“Shabi-in” dalam Surat al-Baqarah 62 dan al-Maidah 69
HIDAYATUNA.COM, Yogyakarta – Banyak kalangan menyebutnya Majusi –penyembah api; dulu kaum ini banyak di Persia. Riwayat bahwa tatkala Kanjeng Nabi Saw lahir, api sesembahan di istana Kisra padam (yang selama ini tak kenal padam) merupakan bagian dari keterangan terhadap kaum penyembah api ini.
Berbagai kitab tafsir yang saya cek memberikan sejumlah perbedaan ketarangan: ada yang menyebutnya penyembah malaikat, penyembah bintang, hingga penyembah segala aliran kepercayaan (sebutlah animisme dan paganisme).
Akan tetapi, ada satu keterangan yang buatku sangat mantap, yakni shabi-in. Ini meliputi siapa pun yang menganut dan meyakini agama/keyakinan apa pun di luar agama lain yang telah masyhur (seperti agama Yahudi dan Nashrani), serta agama/keyakinan lokal setempat.
Maka, ketika Alquran lalu menyebutkan kalimat “man amana biLlahi wal yaumil akhir wa ‘amila shalihan”. Setelah “hadu wan nashara was shabi-in” (al-Baqarah) dan shabi-in dulu lalu nashara (al-Maidah), itu mengandung pemahaman. Bahwa kaum shabi-in yang dimaksud bukanlah kaum Majusi dan sebagainya.
Akan tetapi kaum apa pun di luar penganut agama Yahudi dan Nashrani yang keluar dari keyakinan lamanya. Lalu memeluk agama Islam yang dibawa Nabi Muhammad Saw sebagai khatimul anbiya’ yang dibekali “al-yauma akmaltu lakum dinakum….”
Dengan sendirinya menjadi tergolong ke dalam maksud kalimat di atas. Lalu yang tidak begitu, tidak termasuk dalam maksud shabi-in dalam ayat tersebut, tegese tetap dalam kemusyrikannya.
Hikayat Berislamnya Abu Dzar
Kedua, dalam sirah tentang Abu Dzar al-Ghifari saat memeluk Islam. Tatkala beliau tiga kali keliling Ka’bah sembari berteriak-teriak mengumumkan keislamannya hingga digebuk sampai nyaris mati oleh kaum musyrik Quraisy.
Tiga kali pula diselamatkan oleh Abbas bin Abdul Muthallib, orang-orang Quraisy menyebut-nyebut Abu Dzar sebagai “shabi’….shabi’….shabi’….” Maksudnya adalah orang tersebut (Abu Dzar) dituding “orang yang keluar dari keyakinan lamanya” dan memeluk Islam.
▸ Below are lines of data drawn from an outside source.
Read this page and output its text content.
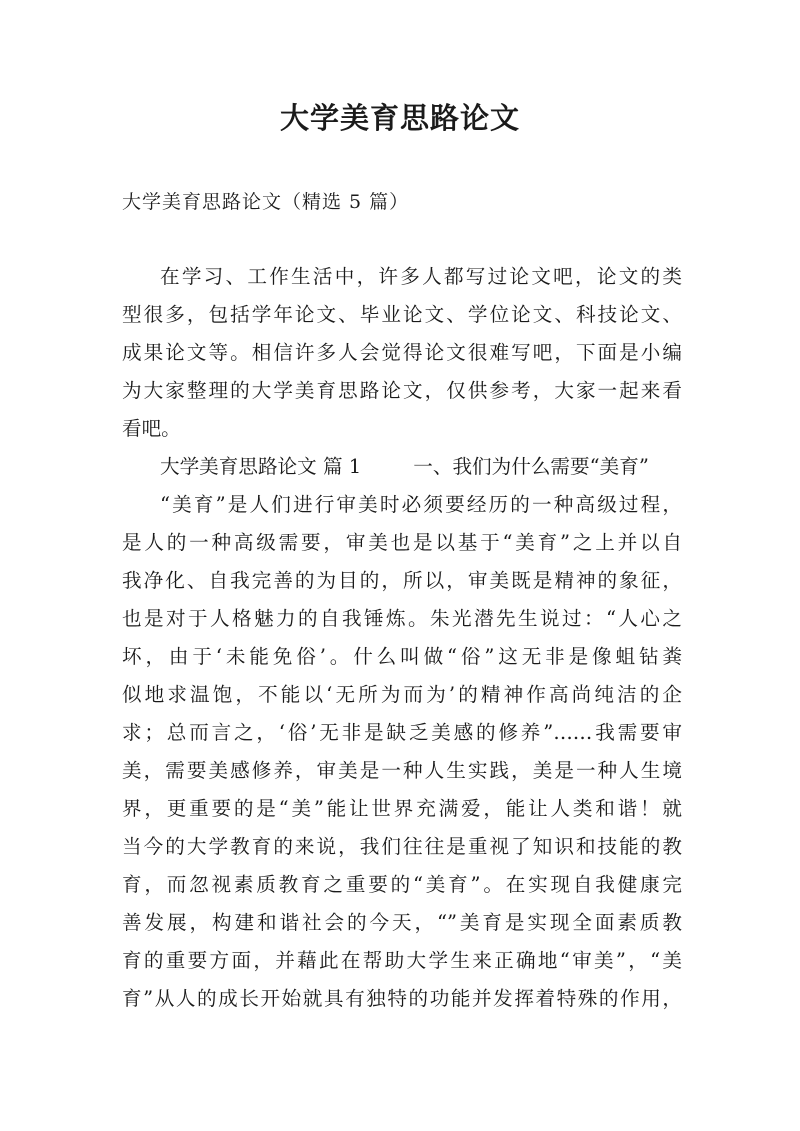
大学美育思路论文

大学美育思路论文（精选 5 篇）

在学习、工作生活中，许多人都写过论文吧，论文的类

型很多，包括学年论文、毕业论文、学位论文、科技论文、

成果论文等。相信许多人会觉得论文很难写吧，下面是小编

为大家整理的大学美育思路论文，仅供参考，大家一起来看

看吧。

大学美育思路论文 篇 1	一、我们为什么需要“美育”

“美育”是人们进行审美时必须要经历的一种高级过程，

是人的一种高级需要，审美也是以基于“美育”之上并以自

我净化、自我完善的为目的，所以，审美既是精神的象征，

也是对于人格魅力的自我锤炼。朱光潜先生说过：“人心之

坏，由于‘未能免俗’。什么叫做“俗”这无非是像蛆钻粪

似地求温饱，不能以‘无所为而为’的精神作高尚纯洁的企

求；总而言之，‘俗’无非是缺乏美感的修养”……我需要审

美，需要美感修养，审美是一种人生实践，美是一种人生境

界，更重要的是“美”能让世界充满爱，能让人类和谐！就

当今的大学教育的来说，我们往往是重视了知识和技能的教

育，而忽视素质教育之重要的“美育”。在实现自我健康完

善发展，构建和谐社会的今天，“”美育是实现全面素质教

育的重要方面，并藉此在帮助大学生来正确地“审美”，“美

育”从人的成长开始就具有独特的功能并发挥着特殊的作用，
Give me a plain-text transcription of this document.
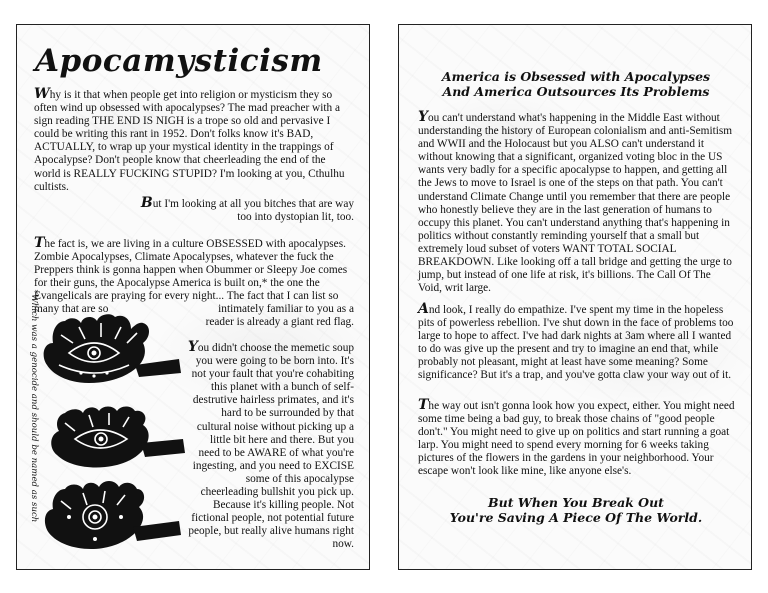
Apocamysticism

Why is it that when people get into religion or mysticism they so often wind up obsessed with apocalypses? The mad preacher with a sign reading THE END IS NIGH is a trope so old and pervasive I could be writing this rant in 1952. Don't folks know it's BAD, ACTUALLY, to wrap up your mystical identity in the trappings of Apocalypse? Don't people know that cheerleading the end of the world is REALLY FUCKING STUPID? I'm looking at you, Cthulhu cultists.

But I'm looking at all you bitches that are way too into dystopian lit, too.

The fact is, we are living in a culture OBSESSED with apocalypses. Zombie Apocalypses, Climate Apocalypses, whatever the fuck the Preppers think is gonna happen when Obummer or Sleepy Joe comes for their guns, the Apocalypse America is built on,* the one the Evangelicals are praying for every night... The fact that I can list so many that are so	intimately familiar to you as a reader is already a giant red flag.

You didn't choose the memetic soup you were going to be born into. It's not your fault that you're cohabiting this planet with a bunch of self-destrutive hairless primates, and it's hard to be surrounded by that cultural noise without picking up a little bit here and there. But you need to be AWARE of what you're ingesting, and you need to EXCISE some of this apocalypse cheerleading bullshit you pick up. Because it's killing people. Not fictional people, not potential future people, but really alive humans right now.

*Which was a genocide and should be named as such
America is Obsessed with Apocalypses
And America Outsources Its Problems

You can't understand what's happening in the Middle East without understanding the history of European colonialism and anti-Semitism and WWII and the Holocaust but you ALSO can't understand it without knowing that a significant, organized voting bloc in the US wants very badly for a specific apocalypse to happen, and getting all the Jews to move to Israel is one of the steps on that path. You can't understand Climate Change until you remember that there are people who honestly believe they are in the last generation of humans to occupy this planet. You can't understand anything that's happening in politics without constantly reminding yourself that a small but extremely loud subset of voters WANT TOTAL SOCIAL BREAKDOWN. Like looking off a tall bridge and getting the urge to jump, but instead of one life at risk, it's billions. The Call Of The Void, writ large.

And look, I really do empathize. I've spent my time in the hopeless pits of powerless rebellion. I've shut down in the face of problems too large to hope to affect. I've had dark nights at 3am where all I wanted to do was give up the present and try to imagine an end that, while probably not pleasant, might at least have some meaning? Some significance? But it's a trap, and you've gotta claw your way out of it.

The way out isn't gonna look how you expect, either. You might need some time being a bad guy, to break those chains of "good people don't." You might need to give up on politics and start running a goat larp. You might need to spend every morning for 6 weeks taking pictures of the flowers in the gardens in your neighborhood. Your escape won't look like mine, like anyone else's.

But When You Break Out
You're Saving A Piece Of The World.
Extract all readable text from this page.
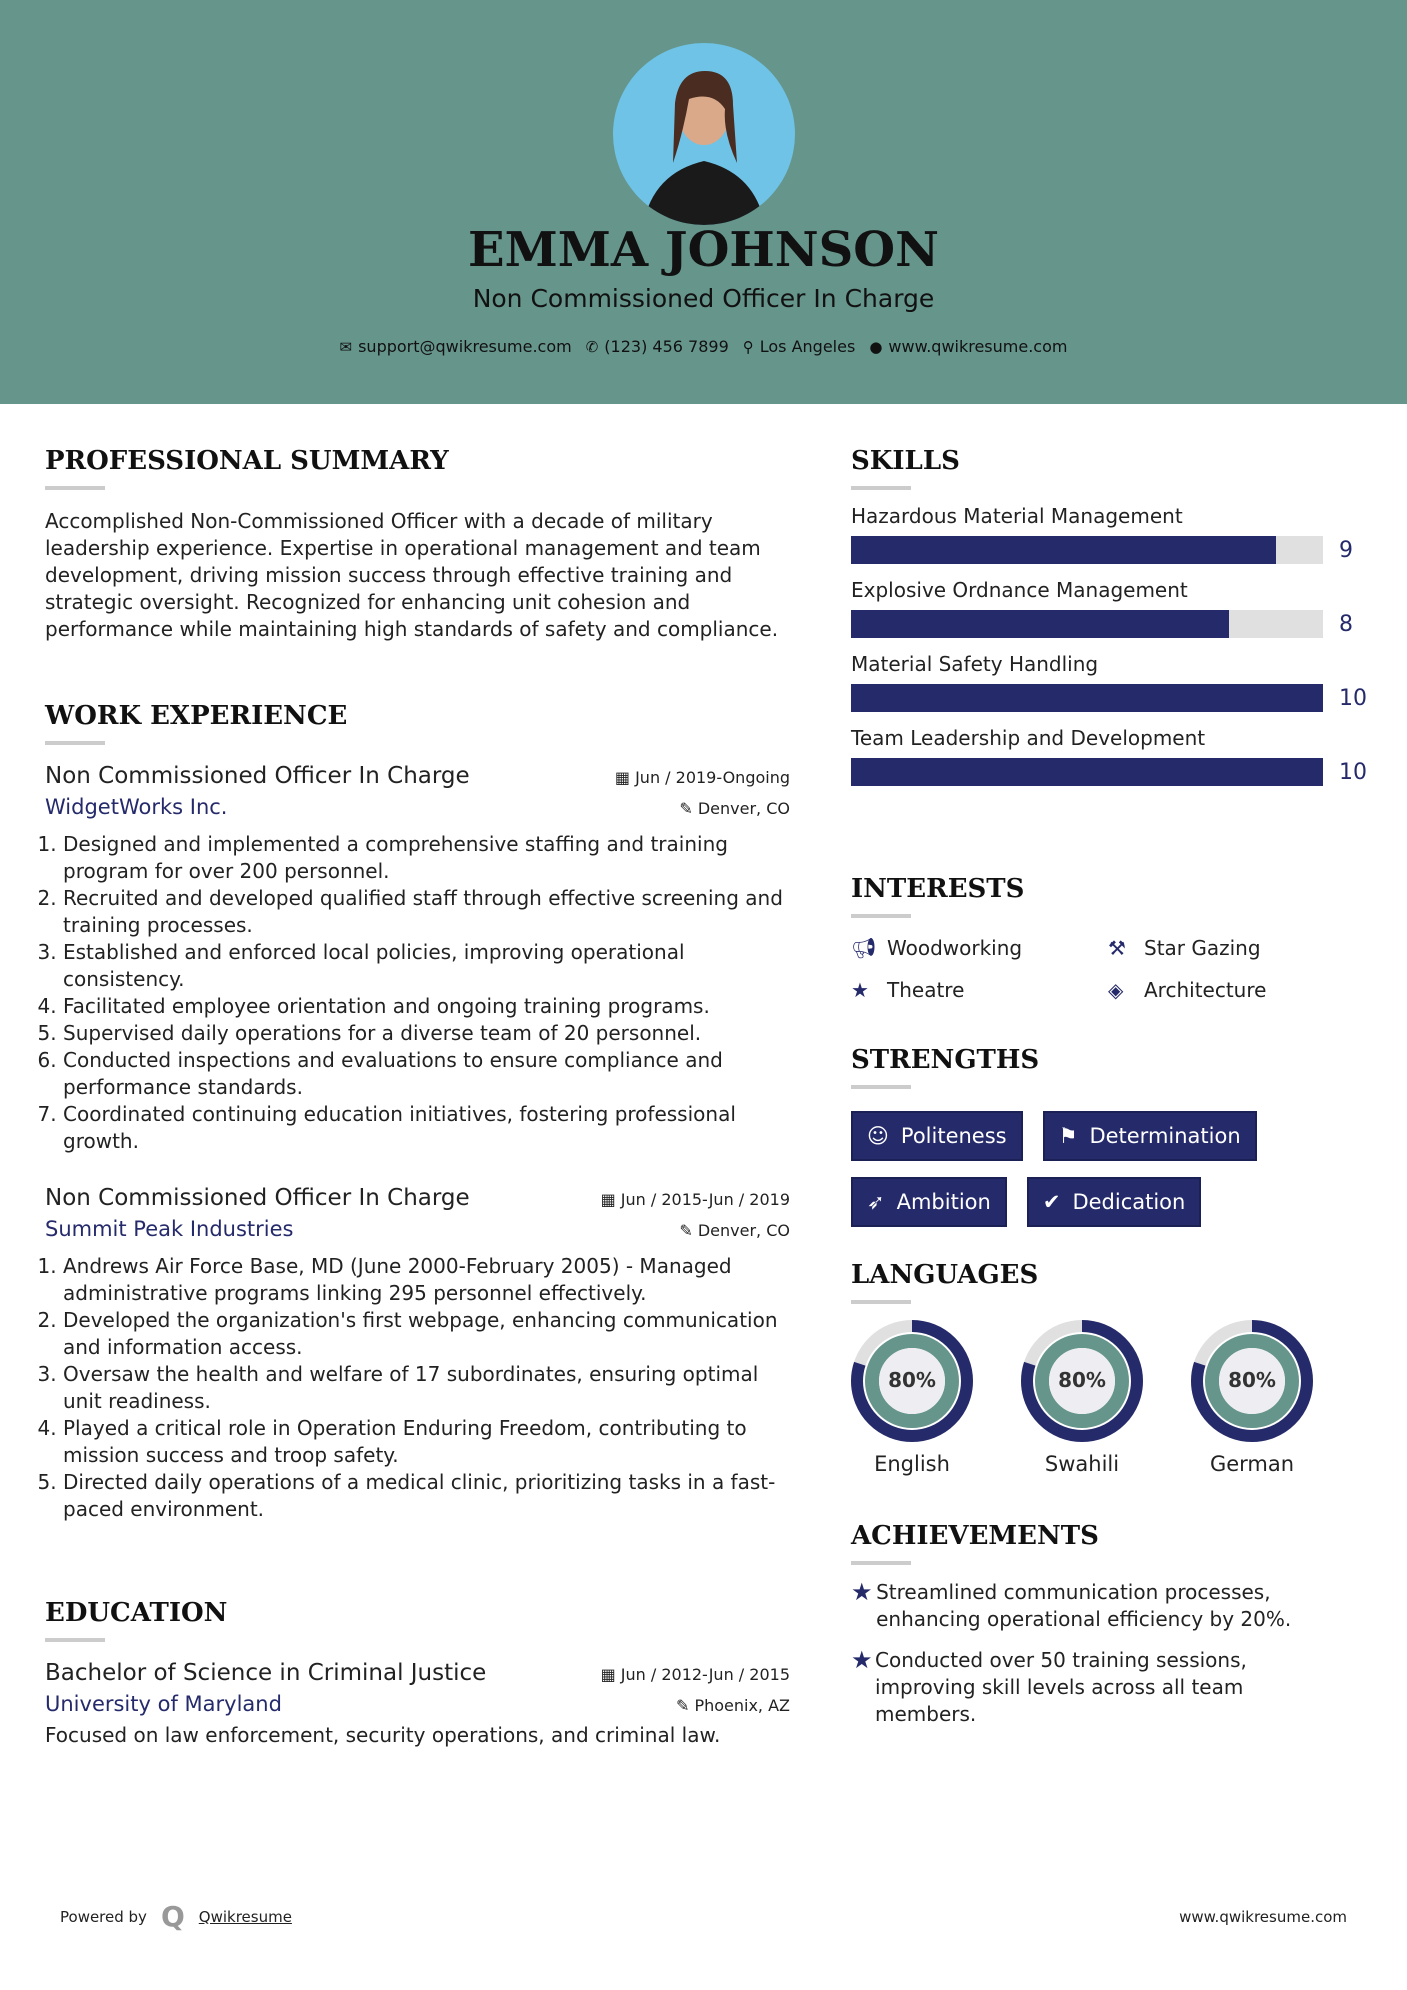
EMMA JOHNSON
Non Commissioned Officer In Charge
✉ support@qwikresume.com ✆ (123) 456 7899 ⚲ Los Angeles ● www.qwikresume.com
PROFESSIONAL SUMMARY
Accomplished Non-Commissioned Officer with a decade of military leadership experience. Expertise in operational management and team development, driving mission success through effective training and strategic oversight. Recognized for enhancing unit cohesion and performance while maintaining high standards of safety and compliance.
WORK EXPERIENCE
Non Commissioned Officer In Charge	▦ Jun / 2019-Ongoing
WidgetWorks Inc.	✎ Denver, CO
1. Designed and implemented a comprehensive staffing and training program for over 200 personnel.
2. Recruited and developed qualified staff through effective screening and training processes.
3. Established and enforced local policies, improving operational consistency.
4. Facilitated employee orientation and ongoing training programs.
5. Supervised daily operations for a diverse team of 20 personnel.
6. Conducted inspections and evaluations to ensure compliance and performance standards.
7. Coordinated continuing education initiatives, fostering professional growth.
Non Commissioned Officer In Charge	▦ Jun / 2015-Jun / 2019
Summit Peak Industries	✎ Denver, CO
1. Andrews Air Force Base, MD (June 2000-February 2005) - Managed administrative programs linking 295 personnel effectively.
2. Developed the organization's first webpage, enhancing communication and information access.
3. Oversaw the health and welfare of 17 subordinates, ensuring optimal unit readiness.
4. Played a critical role in Operation Enduring Freedom, contributing to mission success and troop safety.
5. Directed daily operations of a medical clinic, prioritizing tasks in a fast-paced environment.
EDUCATION
Bachelor of Science in Criminal Justice	▦ Jun / 2012-Jun / 2015
University of Maryland	✎ Phoenix, AZ
Focused on law enforcement, security operations, and criminal law.
SKILLS
Hazardous Material Management
9
Explosive Ordnance Management
8
Material Safety Handling
10
Team Leadership and Development
10
INTERESTS
📢︎ Woodworking	⚒ Star Gazing
★ Theatre	◈ Architecture
STRENGTHS
☺ Politeness ⚑ Determination
➶ Ambition ✔ Dedication
LANGUAGES
80%
English
80%
Swahili
80%
German
ACHIEVEMENTS
★ Streamlined communication processes, enhancing operational efficiency by 20%.
★ Conducted over 50 training sessions, improving skill levels across all team members.
Powered by Q Qwikresume	www.qwikresume.com
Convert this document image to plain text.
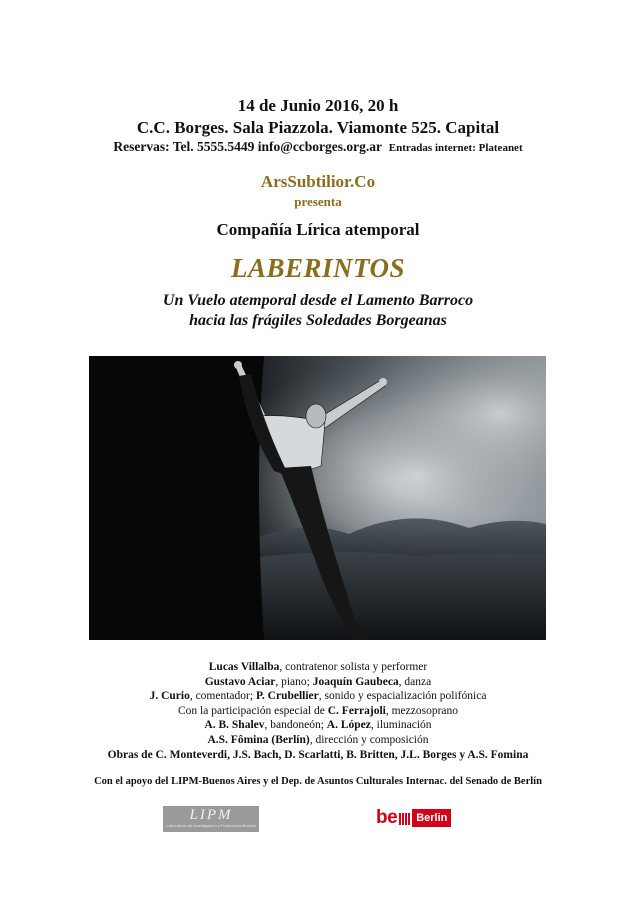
14 de Junio 2016, 20 h
C.C. Borges. Sala Piazzola. Viamonte 525. Capital
Reservas: Tel. 5555.5449 info@ccborges.org.ar Entradas internet: Plateanet
ArsSubtilior.Co
presenta
Compañía Lírica atemporal
LABERINTOS
Un Vuelo atemporal desde el Lamento Barroco
hacia las frágiles Soledades Borgeanas
Lucas Villalba, contratenor solista y performer
Gustavo Aciar, piano; Joaquín Gaubeca, danza
J. Curio, comentador; P. Crubellier, sonido y espacialización polifónica
Con la participación especial de C. Ferrajoli, mezzosoprano
A. B. Shalev, bandoneón; A. López, iluminación
A.S. Fômina (Berlín), dirección y composición
Obras de C. Monteverdi, J.S. Bach, D. Scarlatti, B. Britten, J.L. Borges y A.S. Fomina
Con el apoyo del LIPM-Buenos Aires y el Dep. de Asuntos Culturales Internac. del Senado de Berlín
LIPM
Laboratorio de Investigación y Producción Musical	be	Berlin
Pemeluk Islam pada masa awal itu disebut shabi’in oleh orang-orang Quraisy dikarenakan mereka keluar dari agama lamanya dan menganut agama baru. Tentu saja, hikayat berislamnya Abu Dzar inilah yang sahih dijadikan potret bagi maksud “shabi-in man amana biLlahi wal yaumil akhir wa ‘amila shalihan” sebagaimana dimaksud dua ayat di atas.
Jadi, teranglah bahwa shabi-in dimaksud bukanlah para penganut sesembahan-sesembahan apa pun. Macam api ala Majusi Kisra, sebagai kaum yang mendapat ridha Allah Ta’ala sebagaimana umat Alquran. Tetapi, mereka yang meninggalkan agama lamanya lalu memeluk Islam.
Sahabat Salman al-Farisi menjadi contoh pula pada maksud shabi-in ini. Ayat tersebut pun memang turun berkaitan dengan pertanyaan Salman kepada Kanjeng Nabi Saw perihal nasib orang-orang di kampung halamannya.
Begitupun Yahudi dan Nashrani yang dimaksud dalam ayat tersebut, keduanya memiliki keterangan-keterangan khususnya. WaLlahu a’lam bish shawab.